The Australian has been in the embassy for eight weeks since losing a legal battle to avoid extradition to Sweden, where he is wanted to stand trial for rape.
President Rafael Correa, who is openly sympathetic to Assange, is expected to decide on his asylum request this week. However, approval would offer no legal protection in Britain where police will arrest him once they get a chance.
Assange, who is also liable to arrest for skipping bail, would still have to find a way of getting from central London to South America without passing through British territory. "I think the UK will see their obligations under the European extradition system as overriding any diplomatic relations with Ecuador, who haven't really been considering their diplomatic relations with the UK," said Rebecca Niblock, an extradition specialist at London law firm Kingsley Napley.

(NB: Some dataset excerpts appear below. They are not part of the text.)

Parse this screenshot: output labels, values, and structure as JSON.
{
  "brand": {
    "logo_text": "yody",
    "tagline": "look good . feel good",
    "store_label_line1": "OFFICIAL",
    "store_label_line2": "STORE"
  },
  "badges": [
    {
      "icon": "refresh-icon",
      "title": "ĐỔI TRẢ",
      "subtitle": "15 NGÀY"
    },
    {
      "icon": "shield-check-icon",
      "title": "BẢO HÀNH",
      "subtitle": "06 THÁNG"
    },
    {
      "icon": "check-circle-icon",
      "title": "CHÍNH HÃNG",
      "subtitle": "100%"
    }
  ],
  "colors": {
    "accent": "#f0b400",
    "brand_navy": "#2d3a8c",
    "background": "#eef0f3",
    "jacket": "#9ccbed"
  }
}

Assange would be protected from arrest if travelling in a diplomatic car, but the embassy is on the first floor of a building that is being watched by police day and night.
The property has several gated entrances and a private car park, but the Ecuadorean embassy is not linked internally with any of them, making the front entrance its only point of exit, a security manager at the building told Reuters.
He added: "He can climb out of a window, of course, but there are CCTV cameras everywhere." Even if he somehow managed to get out of the building and into a waiting car unnoticed, he would have to leave the vehicle to board a flight out of Britain, offering more opportunities for his arrest.
Other scenarios lawyers are discussing include smuggling him out in a diplomatic bag, which would be illegal, or appointing him as an Ecuadorean diplomat to give him immunity. But lawyers and diplomats said neither was realistic.